Verilen selamı alma, cenazelere katılma, hasta ziyaretlerine gitme, birbirimize görevlerimizdendir.
Amaç, sevinçler paylaşıldıkça artar, üzüntüler paylaşıldıkça azalır diye biliriz biz çünkü.
Bireyselleşerek, kendi dünyasına kapanmaya çaba sarfeden sosyal hayatımız, bu meziyetlere, ne yazıktır ki uzak düşülmesine sebep oluyor.
Kurguladığımız hayatın içinde – bu kendi yakınımız dahi olsa – güleryüz göstermeyi, iletişim kurmayı, çıkarlarımıza ters görüyor, hatta zayıflık kabul ediyoruz.
Sosyalleşmiyoruz, birbirimizden uzak duruyoruz. Bir sıkıntı mı var? Söyleyenecek güzel bir söz mü var? Kulak tıkıyoruz.
En küçüğümüzden, kocamışına, bizden olanından en itibarlısına değin, fark gözetmeden karşımızdakini muhatap almak, sizce insani görevimiz değil midir?
Devasa başarılar ancak, bir başına değil, el ele vererek gerçekleşecektir.
*
Orta Asyadan Anadolu’ya, insanların defnedildiği kurganlara, tümülüslere rastlanır.
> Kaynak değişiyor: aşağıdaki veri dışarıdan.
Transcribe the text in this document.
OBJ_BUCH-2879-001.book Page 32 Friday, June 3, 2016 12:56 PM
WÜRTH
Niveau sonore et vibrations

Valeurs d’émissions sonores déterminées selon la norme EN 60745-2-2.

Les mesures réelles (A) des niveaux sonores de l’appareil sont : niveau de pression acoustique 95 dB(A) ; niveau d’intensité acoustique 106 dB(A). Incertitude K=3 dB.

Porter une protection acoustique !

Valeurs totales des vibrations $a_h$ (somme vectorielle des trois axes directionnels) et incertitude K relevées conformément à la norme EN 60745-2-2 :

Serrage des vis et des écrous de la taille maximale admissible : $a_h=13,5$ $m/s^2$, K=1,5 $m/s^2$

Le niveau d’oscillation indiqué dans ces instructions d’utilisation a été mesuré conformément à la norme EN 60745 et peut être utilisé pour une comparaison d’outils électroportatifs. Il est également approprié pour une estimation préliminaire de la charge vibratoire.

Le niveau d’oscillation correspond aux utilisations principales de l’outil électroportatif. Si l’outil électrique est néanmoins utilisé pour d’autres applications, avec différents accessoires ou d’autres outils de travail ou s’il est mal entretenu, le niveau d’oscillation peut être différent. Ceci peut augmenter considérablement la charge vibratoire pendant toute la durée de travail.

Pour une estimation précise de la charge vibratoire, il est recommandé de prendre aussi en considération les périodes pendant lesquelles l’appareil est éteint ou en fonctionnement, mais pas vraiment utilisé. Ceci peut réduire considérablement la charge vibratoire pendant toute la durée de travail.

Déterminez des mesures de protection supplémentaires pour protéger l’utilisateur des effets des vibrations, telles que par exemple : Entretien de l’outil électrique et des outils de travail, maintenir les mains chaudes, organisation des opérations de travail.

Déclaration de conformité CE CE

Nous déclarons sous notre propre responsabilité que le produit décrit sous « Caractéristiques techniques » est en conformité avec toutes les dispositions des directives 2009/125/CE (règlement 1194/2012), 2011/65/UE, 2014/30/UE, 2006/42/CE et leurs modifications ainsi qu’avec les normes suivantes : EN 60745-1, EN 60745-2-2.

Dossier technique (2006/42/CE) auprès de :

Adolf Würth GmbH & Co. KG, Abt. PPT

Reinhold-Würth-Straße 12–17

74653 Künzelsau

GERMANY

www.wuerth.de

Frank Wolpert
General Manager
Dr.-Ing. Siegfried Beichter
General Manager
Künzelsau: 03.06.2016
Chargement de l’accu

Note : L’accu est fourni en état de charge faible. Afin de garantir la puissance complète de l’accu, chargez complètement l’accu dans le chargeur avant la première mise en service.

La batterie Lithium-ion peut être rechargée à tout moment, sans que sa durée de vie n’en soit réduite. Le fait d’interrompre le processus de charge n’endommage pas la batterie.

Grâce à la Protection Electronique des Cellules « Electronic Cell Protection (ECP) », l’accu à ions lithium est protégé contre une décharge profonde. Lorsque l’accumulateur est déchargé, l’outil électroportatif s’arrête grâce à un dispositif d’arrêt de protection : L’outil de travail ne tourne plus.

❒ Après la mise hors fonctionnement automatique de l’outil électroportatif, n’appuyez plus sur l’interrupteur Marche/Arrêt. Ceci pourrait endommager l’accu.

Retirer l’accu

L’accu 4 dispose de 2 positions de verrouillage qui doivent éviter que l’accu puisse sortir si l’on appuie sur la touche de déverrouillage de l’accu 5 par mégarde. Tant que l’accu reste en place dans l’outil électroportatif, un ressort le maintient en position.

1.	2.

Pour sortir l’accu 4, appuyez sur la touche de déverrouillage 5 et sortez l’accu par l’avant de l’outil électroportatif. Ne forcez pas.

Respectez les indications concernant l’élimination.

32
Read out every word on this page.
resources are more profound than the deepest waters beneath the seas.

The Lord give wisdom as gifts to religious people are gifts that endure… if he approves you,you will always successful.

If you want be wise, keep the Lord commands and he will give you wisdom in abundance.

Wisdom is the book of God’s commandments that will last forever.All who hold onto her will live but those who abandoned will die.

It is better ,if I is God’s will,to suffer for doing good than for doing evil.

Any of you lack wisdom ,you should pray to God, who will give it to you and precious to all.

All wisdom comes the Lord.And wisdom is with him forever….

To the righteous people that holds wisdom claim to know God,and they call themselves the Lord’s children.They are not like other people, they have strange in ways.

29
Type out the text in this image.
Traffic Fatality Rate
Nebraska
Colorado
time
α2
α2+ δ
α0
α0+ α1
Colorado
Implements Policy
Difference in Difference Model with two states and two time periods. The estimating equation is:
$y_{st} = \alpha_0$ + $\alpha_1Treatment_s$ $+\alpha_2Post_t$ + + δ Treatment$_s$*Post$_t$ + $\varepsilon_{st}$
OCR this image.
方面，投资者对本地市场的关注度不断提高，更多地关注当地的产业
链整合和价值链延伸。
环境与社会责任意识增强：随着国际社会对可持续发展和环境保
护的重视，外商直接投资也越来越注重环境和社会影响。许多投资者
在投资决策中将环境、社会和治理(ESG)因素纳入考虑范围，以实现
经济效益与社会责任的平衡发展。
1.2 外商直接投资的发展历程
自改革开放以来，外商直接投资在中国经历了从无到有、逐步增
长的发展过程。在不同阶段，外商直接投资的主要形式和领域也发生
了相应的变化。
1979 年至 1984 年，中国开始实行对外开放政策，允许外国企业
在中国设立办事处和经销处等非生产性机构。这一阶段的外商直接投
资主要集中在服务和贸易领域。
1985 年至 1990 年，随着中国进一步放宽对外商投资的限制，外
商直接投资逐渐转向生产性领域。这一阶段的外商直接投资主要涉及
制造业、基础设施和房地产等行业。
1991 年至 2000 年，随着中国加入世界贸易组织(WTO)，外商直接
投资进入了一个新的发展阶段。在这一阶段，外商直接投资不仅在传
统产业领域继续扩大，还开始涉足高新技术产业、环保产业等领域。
Bu yapılarda, mumyalanmış ölünün bulunduğu defin odası, üzerinde de farklı büyüklüklerde olan, toprak yığınından bir örtü bulunur.
Bu toprak yığınının büyüklüğü, o kişinin hayatta iken kazandığı dostlarının ne kadar çok olduğunun bir cevabıdır.
Sırtta küfelerle, atlı arabalarla o dostlar, bir vefa örneği gibi gidenin ardından “toprak” taşırdı o kabrin üzerine.
Yaşamın sırrı olması bir yana, “insanca” ölüm bile, kadim dostlukların varlığını ister.
O yüzdendir, aramızda halen de söylene gelen “toprağı bol olsun.” sözü, güzel bir dua olarak kabul edilir.
…
Sağlıcakla kalınız.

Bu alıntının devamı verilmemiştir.